Even the ancient Greeks, historically the enemies of the Persian Empire, refer to Cyrus with respect in their histories, Saunders said. 

Saunders, who studied ancient Greek and Roman civilization at Oxford, said it has been an interesting exhibit for a museum that specializes in those cultures. 

“I had always learned about the Persians from the Greek perspective,” he said. “This has been the best way to learn about Ancient Persia.” 

The Cylinder, currently on loan from the British Museum in London, was unearthed in 1879 during the excavation of a temple in Iraq. 

Experts say that compared to other artifacts, it does not immediately stand out. 

At a symposium about the Cylinder held at the Getty on Sunday, Dr. Irving Finkel, assistant keeper in the Department of the Middle East at the British Museum, said the Cylinder contains odd spacing, and the clay it’s made out of is crude and gritty. 

“I think it’s a mass production speed thing rather than anything else,” Finkel said. 

The Cylinder is one of thousands that would have been distributed throughout ancient Persia as propaganda to further the reputation of the king. 

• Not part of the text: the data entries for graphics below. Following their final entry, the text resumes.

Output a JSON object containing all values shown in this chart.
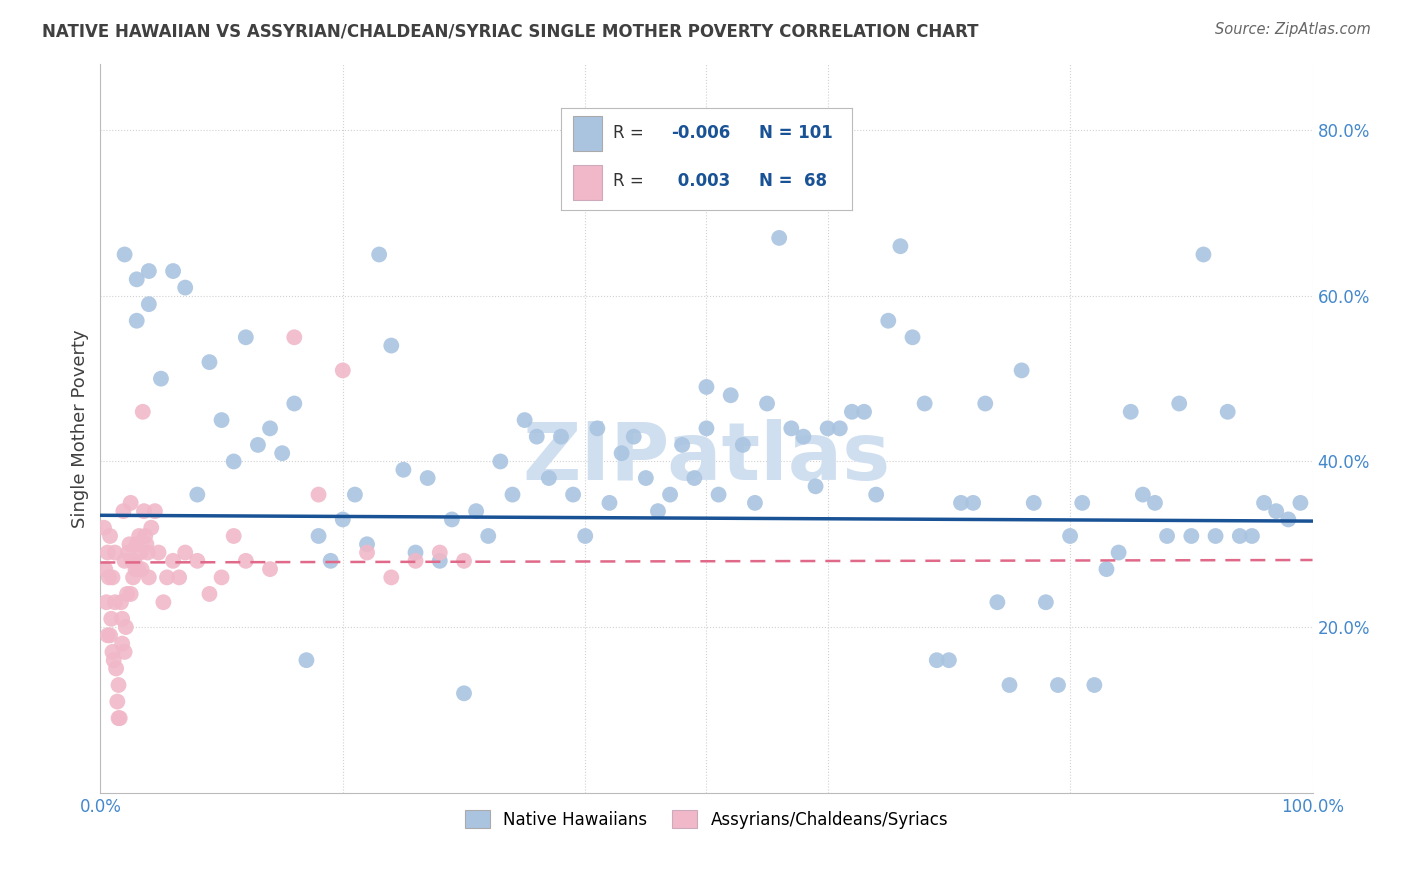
{
  "title": "NATIVE HAWAIIAN VS ASSYRIAN/CHALDEAN/SYRIAC SINGLE MOTHER POVERTY CORRELATION CHART",
  "source": "Source: ZipAtlas.com",
  "ylabel": "Single Mother Poverty",
  "xlim": [
    0,
    1.0
  ],
  "ylim": [
    0,
    0.88
  ],
  "yticks": [
    0.2,
    0.4,
    0.6,
    0.8
  ],
  "ytick_labels": [
    "20.0%",
    "40.0%",
    "60.0%",
    "80.0%"
  ],
  "color_blue": "#aac4e0",
  "color_pink": "#f0b8c8",
  "line_blue": "#1a5296",
  "line_pink": "#e06888",
  "watermark": "ZIPatlas",
  "watermark_color": "#d0dff0",
  "blue_x": [
    0.02,
    0.03,
    0.03,
    0.04,
    0.04,
    0.05,
    0.06,
    0.07,
    0.08,
    0.09,
    0.1,
    0.11,
    0.12,
    0.13,
    0.14,
    0.15,
    0.16,
    0.17,
    0.18,
    0.19,
    0.2,
    0.21,
    0.22,
    0.23,
    0.24,
    0.25,
    0.26,
    0.27,
    0.28,
    0.29,
    0.3,
    0.31,
    0.32,
    0.33,
    0.34,
    0.35,
    0.36,
    0.37,
    0.38,
    0.39,
    0.4,
    0.41,
    0.42,
    0.43,
    0.44,
    0.45,
    0.46,
    0.47,
    0.48,
    0.49,
    0.5,
    0.5,
    0.51,
    0.52,
    0.53,
    0.54,
    0.55,
    0.56,
    0.57,
    0.58,
    0.59,
    0.6,
    0.61,
    0.62,
    0.63,
    0.64,
    0.65,
    0.66,
    0.67,
    0.68,
    0.69,
    0.7,
    0.71,
    0.72,
    0.73,
    0.74,
    0.75,
    0.76,
    0.77,
    0.78,
    0.79,
    0.8,
    0.81,
    0.82,
    0.83,
    0.84,
    0.85,
    0.86,
    0.87,
    0.88,
    0.89,
    0.9,
    0.91,
    0.92,
    0.93,
    0.94,
    0.95,
    0.96,
    0.97,
    0.98,
    0.99
  ],
  "blue_y": [
    0.65,
    0.62,
    0.57,
    0.63,
    0.59,
    0.5,
    0.63,
    0.61,
    0.36,
    0.52,
    0.45,
    0.4,
    0.55,
    0.42,
    0.44,
    0.41,
    0.47,
    0.16,
    0.31,
    0.28,
    0.33,
    0.36,
    0.3,
    0.65,
    0.54,
    0.39,
    0.29,
    0.38,
    0.28,
    0.33,
    0.12,
    0.34,
    0.31,
    0.4,
    0.36,
    0.45,
    0.43,
    0.38,
    0.43,
    0.36,
    0.31,
    0.44,
    0.35,
    0.41,
    0.43,
    0.38,
    0.34,
    0.36,
    0.42,
    0.38,
    0.44,
    0.49,
    0.36,
    0.48,
    0.42,
    0.35,
    0.47,
    0.67,
    0.44,
    0.43,
    0.37,
    0.44,
    0.44,
    0.46,
    0.46,
    0.36,
    0.57,
    0.66,
    0.55,
    0.47,
    0.16,
    0.16,
    0.35,
    0.35,
    0.47,
    0.23,
    0.13,
    0.51,
    0.35,
    0.23,
    0.13,
    0.31,
    0.35,
    0.13,
    0.27,
    0.29,
    0.46,
    0.36,
    0.35,
    0.31,
    0.47,
    0.31,
    0.65,
    0.31,
    0.46,
    0.31,
    0.31,
    0.35,
    0.34,
    0.33,
    0.35
  ],
  "pink_x": [
    0.003,
    0.004,
    0.005,
    0.006,
    0.006,
    0.007,
    0.008,
    0.008,
    0.009,
    0.01,
    0.01,
    0.011,
    0.012,
    0.012,
    0.013,
    0.014,
    0.015,
    0.015,
    0.016,
    0.017,
    0.018,
    0.018,
    0.019,
    0.02,
    0.02,
    0.021,
    0.022,
    0.023,
    0.024,
    0.025,
    0.025,
    0.026,
    0.027,
    0.028,
    0.029,
    0.03,
    0.031,
    0.032,
    0.033,
    0.034,
    0.035,
    0.036,
    0.037,
    0.038,
    0.039,
    0.04,
    0.042,
    0.045,
    0.048,
    0.052,
    0.055,
    0.06,
    0.065,
    0.07,
    0.08,
    0.09,
    0.1,
    0.11,
    0.12,
    0.14,
    0.16,
    0.18,
    0.2,
    0.22,
    0.24,
    0.26,
    0.28,
    0.3
  ],
  "pink_y": [
    0.32,
    0.27,
    0.23,
    0.29,
    0.19,
    0.26,
    0.31,
    0.19,
    0.21,
    0.26,
    0.17,
    0.16,
    0.29,
    0.23,
    0.15,
    0.11,
    0.09,
    0.13,
    0.09,
    0.23,
    0.18,
    0.21,
    0.34,
    0.28,
    0.17,
    0.2,
    0.24,
    0.29,
    0.3,
    0.35,
    0.24,
    0.28,
    0.26,
    0.28,
    0.27,
    0.3,
    0.27,
    0.31,
    0.29,
    0.27,
    0.46,
    0.34,
    0.31,
    0.3,
    0.29,
    0.26,
    0.32,
    0.34,
    0.29,
    0.23,
    0.26,
    0.28,
    0.26,
    0.29,
    0.28,
    0.24,
    0.26,
    0.31,
    0.28,
    0.27,
    0.55,
    0.36,
    0.51,
    0.29,
    0.26,
    0.28,
    0.29,
    0.28
  ],
  "blue_trend_x": [
    0.0,
    1.0
  ],
  "blue_trend_y": [
    0.335,
    0.328
  ],
  "pink_trend_x": [
    0.0,
    1.0
  ],
  "pink_trend_y": [
    0.278,
    0.281
  ],
  "background_color": "#ffffff",
  "grid_color": "#cccccc",
  "title_color": "#404040",
  "axis_label_color": "#4488cc"
}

But Getty Museum Director Timothy Potts said at the symposium that the story of mercy at the core of the Cylinder’s message is what makes it distinct. 

“It’s something that sets it apart so much from the kings that had been before,” he said. 

Many leaders have cited Cyrus as an inspiration throughout history. Thomas Jefferson was said to have read the biography of Cyrus before drafting the U.S. Constitution, and a replica of the Cylinder is housed at the United Nations headquarters in New York City as an example of a declaration of universal human rights. 

The Cylinder has been touring American museums since this spring, starting at the Smithsonian Museum in Washington, D.C. The exhibition at the Getty Villa is its last stop before the Cylinder returns to England. 

Each museum has tried to present the Cylinder in a different context, Saunders said. 

“Each time adds new lenses to the object,” he said. 

For example, in addition to the artifacts from the British Museum, the Getty is uniquely displaying an album of photographs taken in Iran in the mid 19th century. The collection contains the first photographs ever taken of Achaemenid palaces and structures, some of them no longer standing, Saunders said. 

“This seemed like a fabulous opportunity to display this album,” he said.